Macroscopically, an anemic infarct becomes evident 6—12 hours after its occurrence. The affected area is soft and swollen and there is blurry of junction between grey and white matter. Within 2—3 days, the infarct undergoes softening and disintegration. A hemorrhagic infarct is red and superficially resembles a hematoma. It is usually the result of
fragmentation of occlusive arterial emboli or venous thrombosis.

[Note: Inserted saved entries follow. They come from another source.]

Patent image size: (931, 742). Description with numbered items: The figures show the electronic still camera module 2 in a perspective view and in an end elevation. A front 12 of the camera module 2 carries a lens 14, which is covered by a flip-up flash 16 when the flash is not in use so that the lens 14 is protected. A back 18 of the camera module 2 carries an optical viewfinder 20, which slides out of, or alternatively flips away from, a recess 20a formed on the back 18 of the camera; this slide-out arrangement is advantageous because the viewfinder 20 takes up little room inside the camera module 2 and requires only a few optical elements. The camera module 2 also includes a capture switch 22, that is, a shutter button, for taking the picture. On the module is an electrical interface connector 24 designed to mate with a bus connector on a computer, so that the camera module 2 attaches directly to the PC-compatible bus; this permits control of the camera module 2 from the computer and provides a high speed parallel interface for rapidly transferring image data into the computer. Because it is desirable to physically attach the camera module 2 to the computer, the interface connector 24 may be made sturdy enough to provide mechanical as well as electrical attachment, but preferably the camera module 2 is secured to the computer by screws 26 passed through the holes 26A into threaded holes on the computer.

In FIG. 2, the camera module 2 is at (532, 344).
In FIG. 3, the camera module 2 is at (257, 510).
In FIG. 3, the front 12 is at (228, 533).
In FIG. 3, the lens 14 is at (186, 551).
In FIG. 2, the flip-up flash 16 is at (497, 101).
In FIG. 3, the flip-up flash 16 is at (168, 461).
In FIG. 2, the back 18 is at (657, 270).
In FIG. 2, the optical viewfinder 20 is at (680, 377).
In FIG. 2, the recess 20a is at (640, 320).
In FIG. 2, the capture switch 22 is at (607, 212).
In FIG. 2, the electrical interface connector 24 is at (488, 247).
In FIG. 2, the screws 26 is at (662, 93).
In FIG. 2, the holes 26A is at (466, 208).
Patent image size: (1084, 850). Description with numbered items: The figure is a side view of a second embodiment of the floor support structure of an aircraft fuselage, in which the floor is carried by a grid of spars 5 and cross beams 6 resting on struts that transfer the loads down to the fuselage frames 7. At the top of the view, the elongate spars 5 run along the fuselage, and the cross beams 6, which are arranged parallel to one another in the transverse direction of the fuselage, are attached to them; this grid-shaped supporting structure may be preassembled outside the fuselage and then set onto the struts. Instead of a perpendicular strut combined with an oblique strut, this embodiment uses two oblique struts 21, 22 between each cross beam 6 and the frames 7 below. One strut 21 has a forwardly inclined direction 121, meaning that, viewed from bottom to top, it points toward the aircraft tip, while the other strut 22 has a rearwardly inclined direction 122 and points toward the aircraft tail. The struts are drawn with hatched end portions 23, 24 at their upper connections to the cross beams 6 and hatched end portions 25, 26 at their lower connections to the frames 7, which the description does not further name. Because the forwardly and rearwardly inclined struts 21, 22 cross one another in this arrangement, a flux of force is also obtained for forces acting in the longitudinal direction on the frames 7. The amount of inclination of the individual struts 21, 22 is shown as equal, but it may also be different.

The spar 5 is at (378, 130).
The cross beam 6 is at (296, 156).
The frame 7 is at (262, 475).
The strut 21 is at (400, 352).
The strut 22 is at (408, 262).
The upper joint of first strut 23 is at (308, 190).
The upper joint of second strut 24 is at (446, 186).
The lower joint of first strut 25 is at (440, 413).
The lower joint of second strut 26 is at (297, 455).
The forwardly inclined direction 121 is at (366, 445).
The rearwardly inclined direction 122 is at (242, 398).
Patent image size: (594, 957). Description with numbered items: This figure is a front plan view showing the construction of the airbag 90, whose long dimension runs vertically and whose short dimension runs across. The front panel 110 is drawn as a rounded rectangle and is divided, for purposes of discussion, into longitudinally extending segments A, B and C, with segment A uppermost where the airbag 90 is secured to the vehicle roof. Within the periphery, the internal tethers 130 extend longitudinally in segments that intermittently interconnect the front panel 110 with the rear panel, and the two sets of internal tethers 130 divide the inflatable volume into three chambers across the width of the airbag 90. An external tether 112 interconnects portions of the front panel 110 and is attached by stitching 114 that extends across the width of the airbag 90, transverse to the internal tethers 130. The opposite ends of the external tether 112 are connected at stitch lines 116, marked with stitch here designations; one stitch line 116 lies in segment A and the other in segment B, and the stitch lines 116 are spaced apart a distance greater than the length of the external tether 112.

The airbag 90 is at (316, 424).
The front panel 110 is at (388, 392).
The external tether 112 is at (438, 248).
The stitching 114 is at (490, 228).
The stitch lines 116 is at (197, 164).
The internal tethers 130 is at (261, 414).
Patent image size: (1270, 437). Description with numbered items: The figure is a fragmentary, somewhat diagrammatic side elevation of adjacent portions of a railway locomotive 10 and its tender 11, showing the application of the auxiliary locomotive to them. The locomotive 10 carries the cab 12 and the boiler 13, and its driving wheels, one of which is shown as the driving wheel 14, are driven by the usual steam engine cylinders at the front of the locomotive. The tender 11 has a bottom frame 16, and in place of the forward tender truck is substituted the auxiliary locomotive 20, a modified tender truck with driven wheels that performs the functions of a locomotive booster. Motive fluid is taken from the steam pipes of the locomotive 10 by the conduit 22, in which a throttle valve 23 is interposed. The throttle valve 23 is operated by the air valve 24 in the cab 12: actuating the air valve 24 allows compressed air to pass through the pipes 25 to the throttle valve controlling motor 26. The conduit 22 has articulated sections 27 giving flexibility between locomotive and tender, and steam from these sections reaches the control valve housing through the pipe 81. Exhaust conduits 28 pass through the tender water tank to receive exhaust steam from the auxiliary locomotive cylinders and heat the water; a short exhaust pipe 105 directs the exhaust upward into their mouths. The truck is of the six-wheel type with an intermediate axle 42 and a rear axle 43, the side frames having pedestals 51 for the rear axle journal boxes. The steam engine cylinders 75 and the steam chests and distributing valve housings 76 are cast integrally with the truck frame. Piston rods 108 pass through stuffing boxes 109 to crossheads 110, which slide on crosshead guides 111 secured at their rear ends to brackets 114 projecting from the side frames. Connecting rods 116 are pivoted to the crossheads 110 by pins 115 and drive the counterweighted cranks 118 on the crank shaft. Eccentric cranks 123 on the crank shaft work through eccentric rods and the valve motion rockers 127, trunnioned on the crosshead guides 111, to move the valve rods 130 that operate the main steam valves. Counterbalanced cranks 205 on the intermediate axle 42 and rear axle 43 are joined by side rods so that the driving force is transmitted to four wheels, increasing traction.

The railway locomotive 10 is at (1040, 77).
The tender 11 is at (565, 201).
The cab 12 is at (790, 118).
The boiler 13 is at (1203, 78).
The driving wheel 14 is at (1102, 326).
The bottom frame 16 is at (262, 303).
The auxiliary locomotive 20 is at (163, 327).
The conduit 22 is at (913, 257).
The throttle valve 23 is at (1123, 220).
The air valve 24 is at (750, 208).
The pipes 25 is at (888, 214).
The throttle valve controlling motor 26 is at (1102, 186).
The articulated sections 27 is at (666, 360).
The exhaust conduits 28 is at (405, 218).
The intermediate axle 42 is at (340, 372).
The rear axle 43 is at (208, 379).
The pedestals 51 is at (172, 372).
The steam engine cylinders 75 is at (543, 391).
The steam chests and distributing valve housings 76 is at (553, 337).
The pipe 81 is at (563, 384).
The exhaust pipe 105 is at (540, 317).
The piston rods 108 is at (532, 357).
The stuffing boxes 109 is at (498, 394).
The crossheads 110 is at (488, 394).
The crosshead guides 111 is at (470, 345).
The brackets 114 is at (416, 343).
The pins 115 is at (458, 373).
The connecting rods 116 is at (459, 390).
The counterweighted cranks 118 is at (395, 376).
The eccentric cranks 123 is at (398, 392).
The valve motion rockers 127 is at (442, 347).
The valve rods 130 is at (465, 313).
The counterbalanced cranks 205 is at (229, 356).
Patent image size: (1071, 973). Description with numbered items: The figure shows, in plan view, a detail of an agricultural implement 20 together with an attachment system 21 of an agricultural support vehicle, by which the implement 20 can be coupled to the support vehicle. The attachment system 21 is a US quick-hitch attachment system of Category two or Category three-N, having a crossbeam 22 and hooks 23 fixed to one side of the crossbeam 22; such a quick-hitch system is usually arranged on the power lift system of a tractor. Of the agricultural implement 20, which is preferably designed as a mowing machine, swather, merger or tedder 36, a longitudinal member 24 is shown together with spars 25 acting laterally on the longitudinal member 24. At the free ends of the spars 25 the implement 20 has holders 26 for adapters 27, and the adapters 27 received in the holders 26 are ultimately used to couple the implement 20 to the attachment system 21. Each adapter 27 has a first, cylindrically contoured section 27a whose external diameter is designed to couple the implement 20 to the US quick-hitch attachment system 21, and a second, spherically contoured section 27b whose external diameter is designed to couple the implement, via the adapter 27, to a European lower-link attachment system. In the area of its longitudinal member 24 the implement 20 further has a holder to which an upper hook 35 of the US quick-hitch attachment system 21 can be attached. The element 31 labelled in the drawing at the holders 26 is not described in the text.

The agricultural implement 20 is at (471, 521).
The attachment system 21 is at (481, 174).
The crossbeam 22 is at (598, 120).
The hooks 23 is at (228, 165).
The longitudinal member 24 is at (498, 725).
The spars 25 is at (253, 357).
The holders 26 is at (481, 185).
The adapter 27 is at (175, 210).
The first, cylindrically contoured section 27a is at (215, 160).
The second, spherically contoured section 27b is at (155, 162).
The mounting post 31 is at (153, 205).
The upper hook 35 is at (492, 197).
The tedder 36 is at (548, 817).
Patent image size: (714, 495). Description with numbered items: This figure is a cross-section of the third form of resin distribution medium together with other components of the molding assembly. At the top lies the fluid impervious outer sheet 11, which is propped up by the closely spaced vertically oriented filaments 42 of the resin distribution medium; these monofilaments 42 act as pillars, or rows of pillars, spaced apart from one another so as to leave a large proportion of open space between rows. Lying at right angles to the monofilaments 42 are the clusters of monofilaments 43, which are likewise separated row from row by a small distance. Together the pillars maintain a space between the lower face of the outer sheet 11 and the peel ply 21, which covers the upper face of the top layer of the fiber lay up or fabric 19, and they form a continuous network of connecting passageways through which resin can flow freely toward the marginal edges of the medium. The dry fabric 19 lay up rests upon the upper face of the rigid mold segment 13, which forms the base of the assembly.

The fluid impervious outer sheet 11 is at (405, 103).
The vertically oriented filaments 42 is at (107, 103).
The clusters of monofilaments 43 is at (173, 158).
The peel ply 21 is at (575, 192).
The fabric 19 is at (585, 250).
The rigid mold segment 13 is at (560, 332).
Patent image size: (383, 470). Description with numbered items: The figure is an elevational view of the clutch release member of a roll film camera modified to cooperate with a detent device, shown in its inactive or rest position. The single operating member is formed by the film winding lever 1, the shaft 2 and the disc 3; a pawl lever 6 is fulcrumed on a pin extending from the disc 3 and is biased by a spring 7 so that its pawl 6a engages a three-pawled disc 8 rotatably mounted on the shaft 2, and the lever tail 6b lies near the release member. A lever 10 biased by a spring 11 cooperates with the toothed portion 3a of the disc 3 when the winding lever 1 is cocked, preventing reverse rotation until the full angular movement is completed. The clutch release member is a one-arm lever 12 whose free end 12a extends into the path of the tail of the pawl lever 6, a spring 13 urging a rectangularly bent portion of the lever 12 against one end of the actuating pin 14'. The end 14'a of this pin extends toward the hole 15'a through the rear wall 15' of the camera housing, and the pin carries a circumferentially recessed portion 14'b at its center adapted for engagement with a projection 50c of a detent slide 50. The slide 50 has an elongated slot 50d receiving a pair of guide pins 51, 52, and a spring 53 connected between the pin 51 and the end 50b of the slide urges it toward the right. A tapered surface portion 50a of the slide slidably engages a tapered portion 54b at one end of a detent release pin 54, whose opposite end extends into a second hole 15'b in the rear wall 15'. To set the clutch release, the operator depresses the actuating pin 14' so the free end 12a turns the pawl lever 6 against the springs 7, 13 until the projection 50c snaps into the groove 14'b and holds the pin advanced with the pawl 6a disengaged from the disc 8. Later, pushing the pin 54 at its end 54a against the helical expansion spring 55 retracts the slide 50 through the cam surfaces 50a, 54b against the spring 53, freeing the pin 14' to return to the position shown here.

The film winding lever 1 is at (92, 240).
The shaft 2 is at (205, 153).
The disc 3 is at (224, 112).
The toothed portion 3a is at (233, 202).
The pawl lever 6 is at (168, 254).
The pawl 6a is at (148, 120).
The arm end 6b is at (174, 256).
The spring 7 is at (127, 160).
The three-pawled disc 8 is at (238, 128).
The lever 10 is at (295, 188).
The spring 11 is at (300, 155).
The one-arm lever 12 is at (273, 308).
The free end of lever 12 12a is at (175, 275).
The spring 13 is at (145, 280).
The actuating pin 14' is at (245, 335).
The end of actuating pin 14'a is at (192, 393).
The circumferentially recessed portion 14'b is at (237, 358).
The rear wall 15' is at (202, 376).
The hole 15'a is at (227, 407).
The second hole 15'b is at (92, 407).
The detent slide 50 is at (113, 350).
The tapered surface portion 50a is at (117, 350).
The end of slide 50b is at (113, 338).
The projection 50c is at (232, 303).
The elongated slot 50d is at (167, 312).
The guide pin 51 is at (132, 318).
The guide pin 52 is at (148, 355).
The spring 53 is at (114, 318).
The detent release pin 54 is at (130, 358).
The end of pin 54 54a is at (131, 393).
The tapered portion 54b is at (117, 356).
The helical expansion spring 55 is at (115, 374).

Hemorrhage into the brain of patient with hypertension, is intracerebral hemorrhage, which is usually of hypertensive origin.
Most hypertensives over middle age have microaneurism in very small cerebral arteries in the brain tissue. The common sites of hypertensive intracerebral hemorrhage are the region of the basal ganglia, pons and cerebella's cortex. About 40% of patients die during the first 3—4 days of hemorrhage, mostly from hemorrhage into the ventricles. The outcome of intracerebral hemorrhage is cyst formation.
The causes of death among hypertensive patients were the following:
• congestive heart failure;
• coronary artery disease;
• cerebrovascular accidents;
• uremia;
• causes unrelated to hypertension. The cardiac complications therefore account for 36% of the death.
Secondary hypertensionmay be classified as follows:
1. Renal:
a) vascular diseases (atherosclerosis, arteritis, mechanical obstruction attributable to thrombosis, embolism, tumors);
b) parenchymal renal diseases (glomerulonephritis, pyelonephritis, hydronephrosis, amyloidosis, tumors);
c) perinephric diseases (perinephritis, tumors, hematoma).
2. Cerebral:
a) increased intracranial pressure (trauma, inflammation, tumors);
b) anxiety states;
c) lesions of brainstem (poliomyelitis).
3. Cardiovascular: coarctation of aorta (aorta has narrow).
4. Endocrine:
a) pheochromocytoma;
b) adrenocortical adenomas;
c) pituitary adenomas;
d) hyperthyroidism.
5. Preeclampsia and eclampsia.
If these causes of secondary hypertension are eliminated, hypertension disease can cured.